IDPs pose a major drug design challenge due to conformational heterogeneity and lack of stable pockets. StructBioReasoner introduces a scalable tournament-based multi-agent system that autonomously designs biologics for IDPs by integrating retrieval-augmented reasoning, structure prediction, MD simulation, and binder design under the Academy HPC middleware. The framework achieves high design success on Der f 21 and reveals multiple binding modes for NMNAT-2, including NMNAT-2:p53, demonstrating competitive performance with human-guided workflows. The work establishes a path toward exascale autonomous discovery of IDP-targeting therapeutics, highlighting solid scaling on Aurora and outlining concrete directions to address I/O bottlenecks for future large-scale deployments.

Abstract

Intrinsically disordered proteins (IDPs) represent crucial therapeutic targets due to their significant role in disease -- approximately 80\% of cancer-related proteins contain long disordered regions -- but their lack of stable secondary/tertiary structures makes them "undruggable". While recent computational advances, such as diffusion models, can design high-affinity IDP binders, translating these to practical drug discovery requires autonomous systems capable of reasoning across complex conformational ensembles and orchestrating diverse computational tools at scale.To address this challenge, we designed and implemented StructBioReasoner, a scalable multi-agent system for designing biologics that can be used to target IDPs. StructBioReasoner employs a novel tournament-based reasoning framework where specialized agents compete to generate and refine therapeutic hypotheses, naturally distributing computational load for efficient exploration of the vast design space. Agents integrate domain knowledge with access to literature synthesis, AI-structure prediction, molecular simulations, and stability analysis, coordinating their execution on HPC infrastructure via an extensible federated agentic middleware, Academy. We benchmark StructBioReasoner across Der f 21 and NMNAT-2 and demonstrate that over 50\% of 787 designed and validated candidates for Der f 21 outperformed the human-designed reference binders from literature, in terms of improved binding free energy. For the more challenging NMNAT-2 protein, we identified three binding modes from 97,066 binders, including the well-studied NMNAT2:p53 interface. Thus, StructBioReasoner lays the groundwork for agentic reasoning systems for IDP therapeutic discovery on Exascale platforms.

Figures (5)

• Figure 1: StructBioReasoner design/architecture. A user provides a high-level design goal, and the agent system dynamically selects from specialized agents to execute the task iteratively. Each specialized agent is orchestrated via the Academy agentic framework and has access to a variety of tools, datasets including literature and other related data, as well as history of actions taken by the agents to run the tools. The planner and reasoner agents act in tandem to present results to the user, which can then be refined in subsequent interactions.

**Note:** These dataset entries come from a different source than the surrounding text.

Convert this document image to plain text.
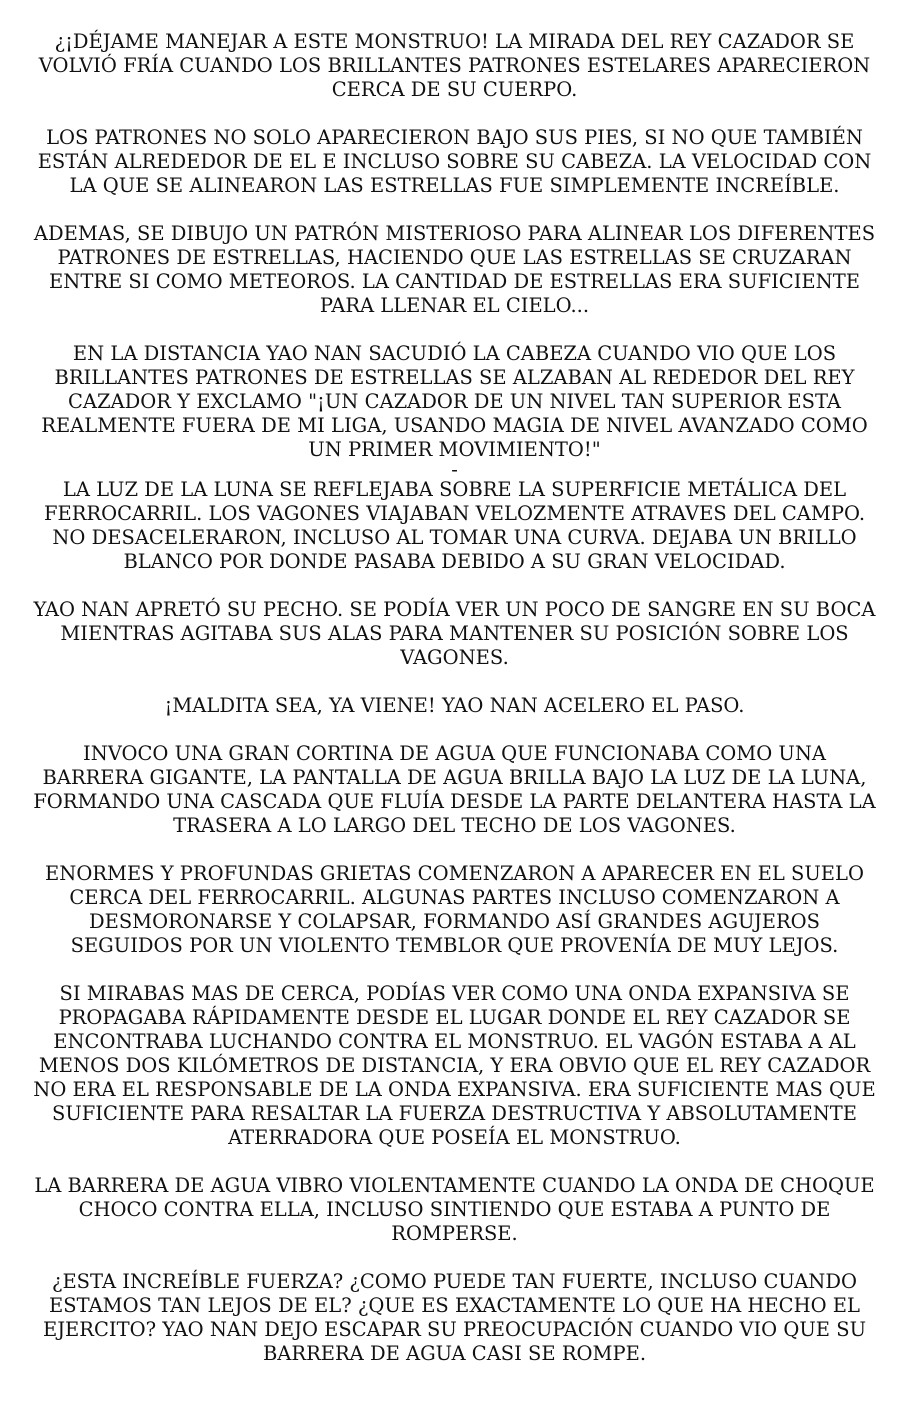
¿¡DÉJAME MANEJAR A ESTE MONSTRUO! LA MIRADA DEL REY CAZADOR SE VOLVIÓ FRÍA CUANDO LOS BRILLANTES PATRONES ESTELARES APARECIERON CERCA DE SU CUERPO.

LOS PATRONES NO SOLO APARECIERON BAJO SUS PIES, SI NO QUE TAMBIÉN ESTÁN ALREDEDOR DE EL E INCLUSO SOBRE SU CABEZA. LA VELOCIDAD CON LA QUE SE ALINEARON LAS ESTRELLAS FUE SIMPLEMENTE INCREÍBLE.

ADEMAS, SE DIBUJO UN PATRÓN MISTERIOSO PARA ALINEAR LOS DIFERENTES PATRONES DE ESTRELLAS, HACIENDO QUE LAS ESTRELLAS SE CRUZARAN ENTRE SI COMO METEOROS. LA CANTIDAD DE ESTRELLAS ERA SUFICIENTE PARA LLENAR EL CIELO...

EN LA DISTANCIA YAO NAN SACUDIÓ LA CABEZA CUANDO VIO QUE LOS BRILLANTES PATRONES DE ESTRELLAS SE ALZABAN AL REDEDOR DEL REY CAZADOR Y EXCLAMO "¡UN CAZADOR DE UN NIVEL TAN SUPERIOR ESTA REALMENTE FUERA DE MI LIGA, USANDO MAGIA DE NIVEL AVANZADO COMO UN PRIMER MOVIMIENTO!"

-

LA LUZ DE LA LUNA SE REFLEJABA SOBRE LA SUPERFICIE METÁLICA DEL FERROCARRIL. LOS VAGONES VIAJABAN VELOZMENTE ATRAVES DEL CAMPO. NO DESACELERARON, INCLUSO AL TOMAR UNA CURVA. DEJABA UN BRILLO BLANCO POR DONDE PASABA DEBIDO A SU GRAN VELOCIDAD.

YAO NAN APRETÓ SU PECHO. SE PODÍA VER UN POCO DE SANGRE EN SU BOCA MIENTRAS AGITABA SUS ALAS PARA MANTENER SU POSICIÓN SOBRE LOS VAGONES.

¡MALDITA SEA, YA VIENE! YAO NAN ACELERO EL PASO.

INVOCO UNA GRAN CORTINA DE AGUA QUE FUNCIONABA COMO UNA BARRERA GIGANTE, LA PANTALLA DE AGUA BRILLA BAJO LA LUZ DE LA LUNA, FORMANDO UNA CASCADA QUE FLUÍA DESDE LA PARTE DELANTERA HASTA LA TRASERA A LO LARGO DEL TECHO DE LOS VAGONES.

ENORMES Y PROFUNDAS GRIETAS COMENZARON A APARECER EN EL SUELO CERCA DEL FERROCARRIL. ALGUNAS PARTES INCLUSO COMENZARON A DESMORONARSE Y COLAPSAR, FORMANDO ASÍ GRANDES AGUJEROS SEGUIDOS POR UN VIOLENTO TEMBLOR QUE PROVENÍA DE MUY LEJOS.

SI MIRABAS MAS DE CERCA, PODÍAS VER COMO UNA ONDA EXPANSIVA SE PROPAGABA RÁPIDAMENTE DESDE EL LUGAR DONDE EL REY CAZADOR SE ENCONTRABA LUCHANDO CONTRA EL MONSTRUO. EL VAGÓN ESTABA A AL MENOS DOS KILÓMETROS DE DISTANCIA, Y ERA OBVIO QUE EL REY CAZADOR NO ERA EL RESPONSABLE DE LA ONDA EXPANSIVA. ERA SUFICIENTE MAS QUE SUFICIENTE PARA RESALTAR LA FUERZA DESTRUCTIVA Y ABSOLUTAMENTE ATERRADORA QUE POSEÍA EL MONSTRUO.

LA BARRERA DE AGUA VIBRO VIOLENTAMENTE CUANDO LA ONDA DE CHOQUE CHOCO CONTRA ELLA, INCLUSO SINTIENDO QUE ESTABA A PUNTO DE ROMPERSE.

¿ESTA INCREÍBLE FUERZA? ¿COMO PUEDE TAN FUERTE, INCLUSO CUANDO ESTAMOS TAN LEJOS DE EL? ¿QUE ES EXACTAMENTE LO QUE HA HECHO EL EJERCITO? YAO NAN DEJO ESCAPAR SU PREOCUPACIÓN CUANDO VIO QUE SU BARRERA DE AGUA CASI SE ROMPE.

• Figure 2: HiPerRAG agent inferred PPIs for Der f21 protein. A precomputed vector store comprising scientific articles from BioArxiv, Arxiv and select journals is queried to augment reasoning agent hypotheses. This generates a list of interactions that are then annotated with specific residue-level interactions that mediate Der f 21 PPIs. These can then be automatically input to protein structure prediction agents to infer the co-folded structure.

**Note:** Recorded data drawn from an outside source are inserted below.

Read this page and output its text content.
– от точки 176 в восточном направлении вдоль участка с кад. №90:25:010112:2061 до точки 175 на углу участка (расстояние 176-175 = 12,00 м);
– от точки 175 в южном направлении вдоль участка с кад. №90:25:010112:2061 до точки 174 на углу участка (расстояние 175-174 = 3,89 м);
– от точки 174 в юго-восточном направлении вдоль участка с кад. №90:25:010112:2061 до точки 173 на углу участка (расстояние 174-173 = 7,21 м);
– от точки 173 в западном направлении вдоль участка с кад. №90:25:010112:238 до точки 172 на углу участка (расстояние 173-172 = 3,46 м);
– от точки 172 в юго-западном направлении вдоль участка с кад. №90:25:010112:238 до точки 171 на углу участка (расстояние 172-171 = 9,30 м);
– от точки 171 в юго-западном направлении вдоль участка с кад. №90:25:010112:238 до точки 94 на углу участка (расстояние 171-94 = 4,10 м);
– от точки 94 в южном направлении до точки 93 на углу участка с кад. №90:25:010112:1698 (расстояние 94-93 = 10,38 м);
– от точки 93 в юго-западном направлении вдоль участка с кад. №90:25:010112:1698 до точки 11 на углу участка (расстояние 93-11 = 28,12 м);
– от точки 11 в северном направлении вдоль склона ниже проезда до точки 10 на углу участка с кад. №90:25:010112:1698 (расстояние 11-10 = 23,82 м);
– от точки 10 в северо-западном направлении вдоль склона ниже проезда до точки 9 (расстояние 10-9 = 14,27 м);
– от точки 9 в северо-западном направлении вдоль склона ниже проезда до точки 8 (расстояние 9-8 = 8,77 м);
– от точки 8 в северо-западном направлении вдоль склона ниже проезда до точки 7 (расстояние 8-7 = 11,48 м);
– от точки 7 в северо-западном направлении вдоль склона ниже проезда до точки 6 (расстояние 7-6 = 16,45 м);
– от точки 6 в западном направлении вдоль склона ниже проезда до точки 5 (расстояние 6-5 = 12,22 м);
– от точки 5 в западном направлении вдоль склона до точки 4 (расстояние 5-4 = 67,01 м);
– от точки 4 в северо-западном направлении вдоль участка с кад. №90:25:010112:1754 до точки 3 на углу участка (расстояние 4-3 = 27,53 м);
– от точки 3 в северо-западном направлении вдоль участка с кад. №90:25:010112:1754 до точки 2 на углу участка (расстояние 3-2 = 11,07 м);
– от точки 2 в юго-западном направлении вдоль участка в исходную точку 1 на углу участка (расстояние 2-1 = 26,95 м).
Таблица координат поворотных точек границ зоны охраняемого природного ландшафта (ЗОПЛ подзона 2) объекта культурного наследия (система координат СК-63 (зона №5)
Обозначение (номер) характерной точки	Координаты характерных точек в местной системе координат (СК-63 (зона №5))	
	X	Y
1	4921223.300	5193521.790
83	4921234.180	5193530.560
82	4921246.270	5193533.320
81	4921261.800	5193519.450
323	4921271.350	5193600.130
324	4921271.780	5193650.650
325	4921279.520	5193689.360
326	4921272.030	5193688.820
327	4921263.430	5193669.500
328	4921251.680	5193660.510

• Figure 3: Evaluation of StructBioReasoner against Der f 21. (A) Interactome simulation identified druggable interface in the IgE:Der f21 immunocomplex. Highlighted in the zoomed in view is glutamate residue 7, which forms a salt bridge with IgE. (B) Embedding space of binder sequences measure by t-SNE, colored by free energy. (C) Free energies shown in swarm plot. Reference binder energy shown in black with standard deviation shaded. (D) Average free energy of binding for binders which form each high frequency contact during simulation. High frequency contacts are defined as the top 20 most resident interactions within a distance cutoff of 3.0 Å. (E) Molecular interface formed by top binder. Zoomed inset highlights targeting of E7 by a binder lysine, forming a salt bridge.

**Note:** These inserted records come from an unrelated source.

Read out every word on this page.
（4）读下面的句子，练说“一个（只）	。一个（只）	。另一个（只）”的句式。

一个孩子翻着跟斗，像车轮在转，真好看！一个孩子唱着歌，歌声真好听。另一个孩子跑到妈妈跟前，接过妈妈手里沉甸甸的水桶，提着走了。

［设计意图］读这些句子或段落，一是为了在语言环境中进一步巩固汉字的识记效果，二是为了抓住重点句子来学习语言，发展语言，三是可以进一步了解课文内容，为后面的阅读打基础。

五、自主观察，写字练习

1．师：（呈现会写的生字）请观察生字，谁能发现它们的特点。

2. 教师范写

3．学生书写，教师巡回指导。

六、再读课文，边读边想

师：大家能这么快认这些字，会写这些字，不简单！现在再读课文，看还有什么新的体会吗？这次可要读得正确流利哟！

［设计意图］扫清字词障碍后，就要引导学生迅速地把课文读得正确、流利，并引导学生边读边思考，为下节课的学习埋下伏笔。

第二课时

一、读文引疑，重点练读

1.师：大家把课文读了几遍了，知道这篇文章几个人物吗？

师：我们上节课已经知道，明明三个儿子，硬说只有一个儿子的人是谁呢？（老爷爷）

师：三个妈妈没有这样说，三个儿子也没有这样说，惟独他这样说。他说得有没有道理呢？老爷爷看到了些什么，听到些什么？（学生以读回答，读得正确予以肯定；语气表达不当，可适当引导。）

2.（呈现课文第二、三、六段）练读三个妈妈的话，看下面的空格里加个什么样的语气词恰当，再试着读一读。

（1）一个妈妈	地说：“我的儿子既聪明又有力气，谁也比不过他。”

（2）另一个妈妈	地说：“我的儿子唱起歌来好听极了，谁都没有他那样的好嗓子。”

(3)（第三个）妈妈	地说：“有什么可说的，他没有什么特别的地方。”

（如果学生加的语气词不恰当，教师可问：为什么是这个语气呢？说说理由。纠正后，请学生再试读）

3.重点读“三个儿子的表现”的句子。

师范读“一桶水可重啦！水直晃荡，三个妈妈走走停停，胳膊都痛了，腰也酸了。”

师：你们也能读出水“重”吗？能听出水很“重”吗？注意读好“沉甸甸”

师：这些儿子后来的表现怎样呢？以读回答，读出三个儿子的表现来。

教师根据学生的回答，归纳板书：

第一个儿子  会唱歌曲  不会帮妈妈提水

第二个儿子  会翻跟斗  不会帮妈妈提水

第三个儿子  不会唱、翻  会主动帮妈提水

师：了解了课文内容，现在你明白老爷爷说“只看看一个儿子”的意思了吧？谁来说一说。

• Figure 4: Evaluation of StructBioReasoner against NMNAT-2. Each panel represents a snapshot of what occurs during the various design and exploration tasks of the agentic framework. (A) Probing the NMNAT-2 interactome guided by RAG based reasoning. (B) The NMNAT-2:p53 interface serves as a potential binding site for biologics. (C) Protein embedding space for designed binders colored by electrostatic interaction energy. (D) Refinement of binders by inverse folding, completing the binder design loop.
• Figure 5: Scaling individual StructBioReasoner agents on Aurora. (A) MD Simulation Agent scaling up to 256 nodes utilizing 3072 XPU accelerators, reported as aggregate simulation time per hour. (B) Free Energy Agent scaling up to 64 nodes utilizing 12,800 CPU cores. (C) Binder Design Agent scaling up to 512 nodes utilizing 6144 XPU accelerators, reported as total number of designed peptides per hour.